Happy St. Patrick’s Day! For those of us of Irish descent (and those who pretend to be Irish, if just for today), I thought it would be appropriate to spend some time considering environmental initiatives in Ireland. Here are a few examples of green activities on the Emerald Isle:
- Wind Power: According to Sustainable Energy Ireland, “wind energy provides electricity to the equivalent of 40 million European citizens, and wind farms in Ireland supply enough clean green power to support over 146,000 users.” Their web site provides an interactive map of existing wind farms in Ireland (as of April 2007). A recent post on the Green Tech Blog (“Ireland: Where Wind Power is King” by Michael Kanellos) discusses the great potential for further wind farm development on the island, both on and offshore.
- Cultivate Living and Learning Centre: The Cultivate Centre in Dublin serves as a hub for environmental activities and ideas.
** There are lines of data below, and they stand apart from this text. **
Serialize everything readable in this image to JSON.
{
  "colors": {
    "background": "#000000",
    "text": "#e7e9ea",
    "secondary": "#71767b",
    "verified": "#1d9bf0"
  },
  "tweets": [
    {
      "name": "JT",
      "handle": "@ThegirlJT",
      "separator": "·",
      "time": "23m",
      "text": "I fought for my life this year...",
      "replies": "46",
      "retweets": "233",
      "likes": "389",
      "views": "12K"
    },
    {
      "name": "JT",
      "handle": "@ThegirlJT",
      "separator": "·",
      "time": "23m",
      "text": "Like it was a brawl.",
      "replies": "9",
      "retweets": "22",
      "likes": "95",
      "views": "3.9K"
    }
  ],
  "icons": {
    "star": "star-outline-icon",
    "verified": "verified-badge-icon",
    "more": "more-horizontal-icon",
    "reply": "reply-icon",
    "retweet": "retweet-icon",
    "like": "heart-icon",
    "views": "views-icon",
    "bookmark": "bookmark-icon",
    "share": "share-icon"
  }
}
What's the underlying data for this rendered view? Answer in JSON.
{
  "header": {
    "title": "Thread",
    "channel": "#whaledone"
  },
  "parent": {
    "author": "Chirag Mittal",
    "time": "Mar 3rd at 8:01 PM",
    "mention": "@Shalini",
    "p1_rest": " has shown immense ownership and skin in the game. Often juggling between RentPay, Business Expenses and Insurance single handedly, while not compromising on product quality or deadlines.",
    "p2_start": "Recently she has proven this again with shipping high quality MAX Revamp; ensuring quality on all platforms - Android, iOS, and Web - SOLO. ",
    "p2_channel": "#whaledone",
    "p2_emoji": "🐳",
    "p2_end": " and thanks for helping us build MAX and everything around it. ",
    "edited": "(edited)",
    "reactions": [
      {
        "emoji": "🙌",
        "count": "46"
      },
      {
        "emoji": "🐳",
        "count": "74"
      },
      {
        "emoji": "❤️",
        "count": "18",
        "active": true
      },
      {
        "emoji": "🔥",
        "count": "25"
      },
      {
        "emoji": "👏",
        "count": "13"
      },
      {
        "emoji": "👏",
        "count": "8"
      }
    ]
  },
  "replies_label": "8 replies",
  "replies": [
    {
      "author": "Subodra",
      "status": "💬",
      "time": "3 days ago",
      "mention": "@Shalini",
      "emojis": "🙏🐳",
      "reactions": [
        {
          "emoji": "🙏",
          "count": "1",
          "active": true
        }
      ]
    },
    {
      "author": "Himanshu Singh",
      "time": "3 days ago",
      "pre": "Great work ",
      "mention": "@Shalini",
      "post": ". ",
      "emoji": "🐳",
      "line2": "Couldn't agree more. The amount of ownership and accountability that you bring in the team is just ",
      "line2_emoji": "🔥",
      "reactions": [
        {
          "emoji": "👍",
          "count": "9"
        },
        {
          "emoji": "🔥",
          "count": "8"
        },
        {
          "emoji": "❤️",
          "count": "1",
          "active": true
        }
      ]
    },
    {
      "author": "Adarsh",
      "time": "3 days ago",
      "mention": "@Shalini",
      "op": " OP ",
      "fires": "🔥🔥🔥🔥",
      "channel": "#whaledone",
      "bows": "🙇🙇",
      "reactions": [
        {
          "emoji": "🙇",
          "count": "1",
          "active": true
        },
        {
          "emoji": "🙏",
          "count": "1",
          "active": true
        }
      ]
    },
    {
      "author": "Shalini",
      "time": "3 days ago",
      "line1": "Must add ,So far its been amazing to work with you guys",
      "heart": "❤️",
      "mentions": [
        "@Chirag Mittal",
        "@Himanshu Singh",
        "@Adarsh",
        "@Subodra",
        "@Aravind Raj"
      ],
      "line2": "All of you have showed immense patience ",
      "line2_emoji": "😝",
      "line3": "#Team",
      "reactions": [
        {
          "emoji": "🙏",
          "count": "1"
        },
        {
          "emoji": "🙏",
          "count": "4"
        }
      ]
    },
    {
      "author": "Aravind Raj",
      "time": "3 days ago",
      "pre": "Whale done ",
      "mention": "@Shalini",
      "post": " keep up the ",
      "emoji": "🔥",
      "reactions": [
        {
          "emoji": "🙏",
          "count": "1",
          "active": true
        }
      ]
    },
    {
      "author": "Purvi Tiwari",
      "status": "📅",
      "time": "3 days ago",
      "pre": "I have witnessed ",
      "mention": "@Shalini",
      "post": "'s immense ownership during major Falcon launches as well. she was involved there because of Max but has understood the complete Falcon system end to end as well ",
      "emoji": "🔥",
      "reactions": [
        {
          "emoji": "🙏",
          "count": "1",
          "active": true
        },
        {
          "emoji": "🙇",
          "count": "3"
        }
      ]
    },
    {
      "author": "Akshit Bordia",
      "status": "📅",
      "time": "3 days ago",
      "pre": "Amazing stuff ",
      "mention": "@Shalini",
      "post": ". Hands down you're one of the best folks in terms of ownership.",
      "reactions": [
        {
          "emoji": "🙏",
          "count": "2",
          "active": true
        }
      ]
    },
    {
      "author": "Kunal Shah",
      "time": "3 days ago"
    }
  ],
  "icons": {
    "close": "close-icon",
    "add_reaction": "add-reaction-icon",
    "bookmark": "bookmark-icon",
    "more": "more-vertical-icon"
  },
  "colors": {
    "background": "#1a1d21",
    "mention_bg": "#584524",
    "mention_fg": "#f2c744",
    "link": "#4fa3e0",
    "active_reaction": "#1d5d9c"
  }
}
Their web site provides a green map of Dublin; environmental workshop listing; a directory of schools, businesses and other organizations in Ireland that are teaching or training and have principles of sustainability rooted in their mission and strategies; information on energy issues and climate change; and a host of other resources. The themes addressed in their educational programs include green building, permaculture and organic gardening, renewable energy, energy conservation, and rethinking urban design and planning.
- Cleaner Greener Production Programme (CGPP): This program of Ireland’s Environmental Protection Agency encourages Irish business and industry to produce goods and services in more environmentally friendly ways. That agency defines “Cleaner Greener Production” as “the application of integrated preventive environmental strategies to processes, products and services to increase overall efficiency and reduce risks to humans and the environment, for example: (1) Production processes: conserving raw materials and energy, eliminating toxic raw materials and reducing the quantity and toxicity of all emissions and wastes (2) Products: reducing negative impacts along the life cycle of a product, from raw materials extraction to its ultimate disposal (3) Services: encouraging and supporting the development of higher environmental performance in the service sector, by incorporating environmental concerns into designing and delivering services.”